COVID-19 has tested the resilience of our staff like nothing the organisation has ever experienced before.

This is something our staff have read, heard and experienced time and time again over the past three years.

It’s a credit to our workforce on how they have responded to challenges posed by this pandemic.

One of the key initiatives that has helped support staff through those challenges has been the Wellbeing

Workshop program.

And, despite several postponements of the program during the pandemic, in May our organisation celebrated the 100th edition of the Wellbeing Workshop.

At the time, NSW Ambulance’s Senior Program Specialist of Wellbeing Workshops, Elizabeth Simeoli, said this significant milestone meant that more than 4800 members of our workforce had completed the program.

“It’s such a significant achievement and celebration for the whole organisation, our participants and our workshop team,” Elizabeth said.

“The workshop has experienced a number of changes and stoppages throughout the COVID-19 period, but there was always a commitment from all areas and levels of the organisation to keep the program running.

We often receive feedback from participants during or after the workshop saying, ‘my workshop attendance was perfectly timed’ or ‘the workshop gave me the nudge or wake up I needed’ or ‘thank you for caring for us and showing us help is available’. Comments like these bring our workshop team great joy. We are absolutely driven by the idea of supporting our staff in any way we can, especially knowing the incredibly intense and exhausting few years they have experienced.”

The workshop is a development program designed to support the mental and physical wellbeing of NSW Ambulance staff.

Participants learn simple yet powerful strategies and skills to implement into daily life to enhance health, safety, self-awareness, wellbeing and quality of life.

Kogarah Paramedic Jodie Anderson – who was part of the 100th workshop – said the three-day program (which runs for one and-a-quarter days for non-operational staff) was “extremely beneficial.”

“I think it has given me the motivation to get back on track and start following those good habits again, like drinking more water, improving my nutrition and getting more sleep.

“All of those factors can help reduce the chance of fatigue or injury, while also helping me to look after myself better both off-duty and on-duty.”

Jodie said she hoped the workshops can be an ongoing initiative.

Also part of the 100 club is Junee Paramedic Jono Finn.

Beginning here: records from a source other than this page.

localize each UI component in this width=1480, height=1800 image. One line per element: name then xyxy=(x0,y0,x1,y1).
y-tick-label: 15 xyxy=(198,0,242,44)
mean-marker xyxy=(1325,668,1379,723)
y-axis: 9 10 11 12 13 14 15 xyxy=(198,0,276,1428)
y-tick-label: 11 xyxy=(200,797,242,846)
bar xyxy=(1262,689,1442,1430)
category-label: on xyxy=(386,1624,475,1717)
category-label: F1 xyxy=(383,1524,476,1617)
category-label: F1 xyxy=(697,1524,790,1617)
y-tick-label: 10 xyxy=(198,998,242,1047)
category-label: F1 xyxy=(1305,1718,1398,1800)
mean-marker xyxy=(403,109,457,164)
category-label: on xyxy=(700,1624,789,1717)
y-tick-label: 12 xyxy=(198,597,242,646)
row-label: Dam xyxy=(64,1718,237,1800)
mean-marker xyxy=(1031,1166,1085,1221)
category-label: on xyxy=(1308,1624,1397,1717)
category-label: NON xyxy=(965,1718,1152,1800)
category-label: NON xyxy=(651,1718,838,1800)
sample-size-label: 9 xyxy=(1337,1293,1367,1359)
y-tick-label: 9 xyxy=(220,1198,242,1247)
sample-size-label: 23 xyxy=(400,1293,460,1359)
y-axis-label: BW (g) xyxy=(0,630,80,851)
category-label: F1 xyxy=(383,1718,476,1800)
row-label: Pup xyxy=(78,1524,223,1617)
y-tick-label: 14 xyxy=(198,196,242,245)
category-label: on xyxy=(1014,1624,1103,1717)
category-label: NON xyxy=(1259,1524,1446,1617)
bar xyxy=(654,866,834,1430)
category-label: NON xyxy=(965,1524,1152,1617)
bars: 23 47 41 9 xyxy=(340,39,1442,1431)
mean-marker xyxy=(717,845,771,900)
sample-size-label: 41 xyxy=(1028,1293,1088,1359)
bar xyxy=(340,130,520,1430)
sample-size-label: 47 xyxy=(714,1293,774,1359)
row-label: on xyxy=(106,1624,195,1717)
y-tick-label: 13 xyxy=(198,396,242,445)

Jono said the program offers a great base for staff who haven’t previously placed a strong focus on their personal wellbeing (e.g. nutrition and fitness). He also said it provides a good refresher for those who have.

“Given COVID-19 was a huge distraction and a downer, this was a timely refresher to bring back some of those strategies to implement into my work life,” he said.

The Wellbeing Workshop has also provided a good opportunity for staff to meet other colleagues from different parts of the organisation.

Take for instance, Wauchope Paramedic Dave Moran and Critical Care Paramedic (CCP)/Aeromedical Control Centre Officer Michael Burrow.

The two met at the 100th workshop, and, after being prompted during a session to think of ways to challenge themselves, they decided they would both do five push-ups during each interval of the three-day course.

“Going forward, he (Michael) will be getting emails from me asking if he has done his push-ups,” Dave joked.

“This workshop has been a bit of a godsend for me, particularly around nutrition and being mindful of how we should think about ourselves a lot of the time.”

Added Michael: “I’ve been in the job for more than 30 years and I’ve never had the opportunity to attend a workshop like this one before, where it encourages you to take time out to look after yourself.”

“Because of this, I think the workshop can also help staff to be more efficient and effective in their job.”